Personal details
- Born: 15 June 1961 (age 65) Bara, Prayagraj, Uttar Pradesh, India
- Citizenship: Indian
- Spouse: Meenu Pandey
- Children: 2
- Education: B.Sc., M.Sc. (Botany)
- Alma mater: Allahabad University
- Police career
- Country: India
- Department: Uttar Pradesh Police Uttar Pradesh Special Task Force (UP STF) Anti-Terrorism Squad (UP ATS)
- Service years: 1989-2021
- Rank: Inspector General
- Badge no.: 20062538
- Awards: President’s Police Medal for Gallantry & Three Bars Police Medal for Meritorious Service United Nations Medal (UNMIK)

= Rajesh Kumar Pandey =

Indian Police Service officer

Rajesh Kumar Pandey, (राजेश कुमार पाण्डेय; born 15 June 1961), also known as Rajesh Pandey, is a retired IPS officer (promoted from PPS) cadre of the IPS-SPS 2003 batch Uttar Pradesh. He was inducted into the Indian Police Service in 2005.

He was selected as P.P.S. officer of 1986 batch through Uttar Pradesh Public Service Commission. He joined U.P. Police as Deputy S.P. on 21 February 1989.
He is the founding member of Uttar Pradesh Special Task Force (UP STF) and the state's counterterrorism unit, Anti-Terrorism Squad (ATS).

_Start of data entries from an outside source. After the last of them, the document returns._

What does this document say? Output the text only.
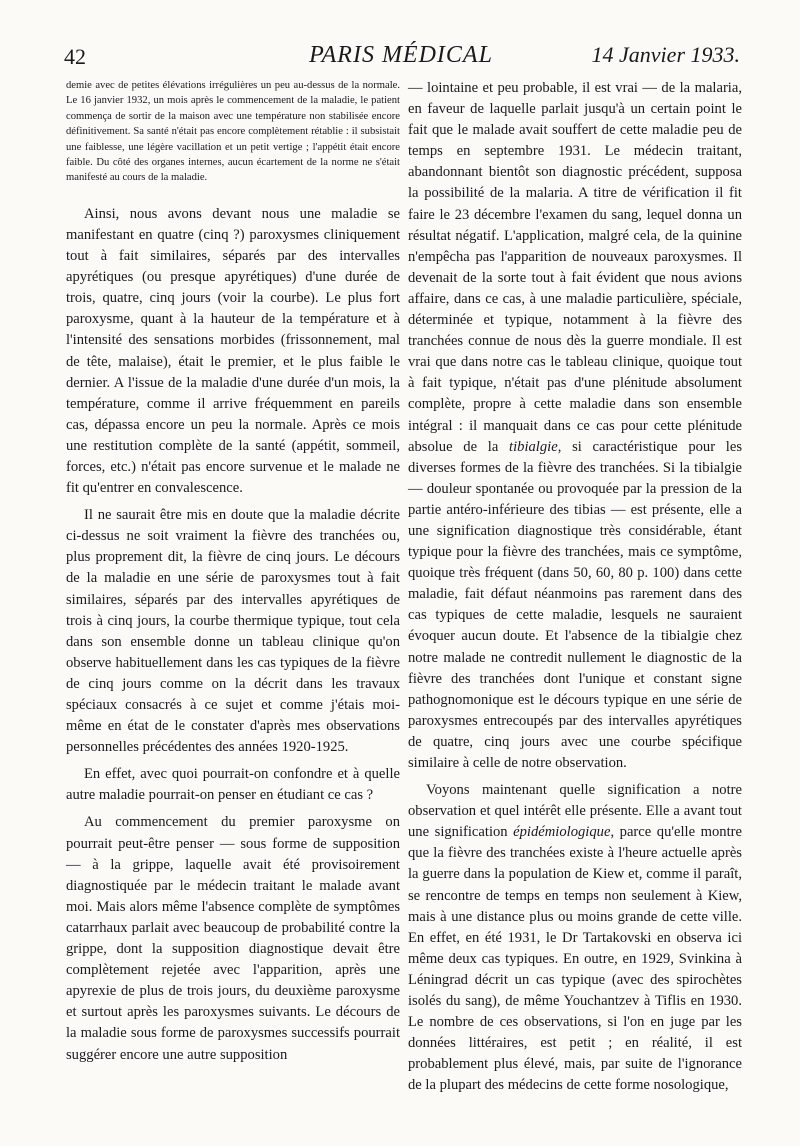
42	PARIS MÉDICAL	14 Janvier 1933.

demie avec de petites élévations irrégulières un peu au-dessus de la normale. Le 16 janvier 1932, un mois après le commencement de la maladie, le patient commença de sortir de la maison avec une température non stabilisée encore définitivement. Sa santé n'était pas encore complètement rétablie : il subsistait une faiblesse, une légère vacillation et un petit vertige ; l'appétit était encore faible. Du côté des organes internes, aucun écartement de la norme ne s'était manifesté au cours de la maladie.

Ainsi, nous avons devant nous une maladie se manifestant en quatre (cinq ?) paroxysmes cliniquement tout à fait similaires, séparés par des intervalles apyrétiques (ou presque apyrétiques) d'une durée de trois, quatre, cinq jours (voir la courbe). Le plus fort paroxysme, quant à la hauteur de la température et à l'intensité des sensations morbides (frissonnement, mal de tête, malaise), était le premier, et le plus faible le dernier. A l'issue de la maladie d'une durée d'un mois, la température, comme il arrive fréquemment en pareils cas, dépassa encore un peu la normale. Après ce mois une restitution complète de la santé (appétit, sommeil, forces, etc.) n'était pas encore survenue et le malade ne fit qu'entrer en convalescence.

Il ne saurait être mis en doute que la maladie décrite ci-dessus ne soit vraiment la fièvre des tranchées ou, plus proprement dit, la fièvre de cinq jours. Le décours de la maladie en une série de paroxysmes tout à fait similaires, séparés par des intervalles apyrétiques de trois à cinq jours, la courbe thermique typique, tout cela dans son ensemble donne un tableau clinique qu'on observe habituellement dans les cas typiques de la fièvre de cinq jours comme on la décrit dans les travaux spéciaux consacrés à ce sujet et comme j'étais moi-même en état de le constater d'après mes observations personnelles précédentes des années 1920-1925.

En effet, avec quoi pourrait-on confondre et à quelle autre maladie pourrait-on penser en étudiant ce cas ?

Au commencement du premier paroxysme on pourrait peut-être penser — sous forme de supposition — à la grippe, laquelle avait été provisoirement diagnostiquée par le médecin traitant le malade avant moi. Mais alors même l'absence complète de symptômes catarrhaux parlait avec beaucoup de probabilité contre la grippe, dont la supposition diagnostique devait être complètement rejetée avec l'apparition, après une apyrexie de plus de trois jours, du deuxième paroxysme et surtout après les paroxysmes suivants. Le décours de la maladie sous forme de paroxysmes successifs pourrait suggérer encore une autre supposition

— lointaine et peu probable, il est vrai — de la malaria, en faveur de laquelle parlait jusqu'à un certain point le fait que le malade avait souffert de cette maladie peu de temps en septembre 1931. Le médecin traitant, abandonnant bientôt son diagnostic précédent, supposa la possibilité de la malaria. A titre de vérification il fit faire le 23 décembre l'examen du sang, lequel donna un résultat négatif. L'application, malgré cela, de la quinine n'empêcha pas l'apparition de nouveaux paroxysmes. Il devenait de la sorte tout à fait évident que nous avions affaire, dans ce cas, à une maladie particulière, spéciale, déterminée et typique, notamment à la fièvre des tranchées connue de nous dès la guerre mondiale. Il est vrai que dans notre cas le tableau clinique, quoique tout à fait typique, n'était pas d'une plénitude absolument complète, propre à cette maladie dans son ensemble intégral : il manquait dans ce cas pour cette plénitude absolue de la tibialgie, si caractéristique pour les diverses formes de la fièvre des tranchées. Si la tibialgie — douleur spontanée ou provoquée par la pression de la partie antéro-inférieure des tibias — est présente, elle a une signification diagnostique très considérable, étant typique pour la fièvre des tranchées, mais ce symptôme, quoique très fréquent (dans 50, 60, 80 p. 100) dans cette maladie, fait défaut néanmoins pas rarement dans des cas typiques de cette maladie, lesquels ne sauraient évoquer aucun doute. Et l'absence de la tibialgie chez notre malade ne contredit nullement le diagnostic de la fièvre des tranchées dont l'unique et constant signe pathognomonique est le décours typique en une série de paroxysmes entrecoupés par des intervalles apyrétiques de quatre, cinq jours avec une courbe spécifique similaire à celle de notre observation.

Voyons maintenant quelle signification a notre observation et quel intérêt elle présente. Elle a avant tout une signification épidémiologique, parce qu'elle montre que la fièvre des tranchées existe à l'heure actuelle après la guerre dans la population de Kiew et, comme il paraît, se rencontre de temps en temps non seulement à Kiew, mais à une distance plus ou moins grande de cette ville. En effet, en été 1931, le Dr Tartakovski en observa ici même deux cas typiques. En outre, en 1929, Svinkina à Léningrad décrit un cas typique (avec des spirochètes isolés du sang), de même Youchantzev à Tiflis en 1930. Le nombre de ces observations, si l'on en juge par les données littéraires, est petit ; en réalité, il est probablement plus élevé, mais, par suite de l'ignorance de la plupart des médecins de cette forme nosologique,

He has been awarded the President's Police Medal for Gallantry (PMG) four times in 1999, 2000, 2007 and 2016. During his deputation to the United Nations Peacekeeping Mission in Kosovo, he was conferred with the United Nations Medal in 2008. He retired from the Uttar Pradesh Police as IG, Election Cell on 30 June 2021, after 32 years of service.

Following his retirement, the Government of Uttar Pradesh appointed him as the nodal security officer of UPEIDA and Purvanchal Expressway. In 2023, Pandey co-authored his first book Operation Bazooka along with journalist and media-studies professor, Rakesh Goswami.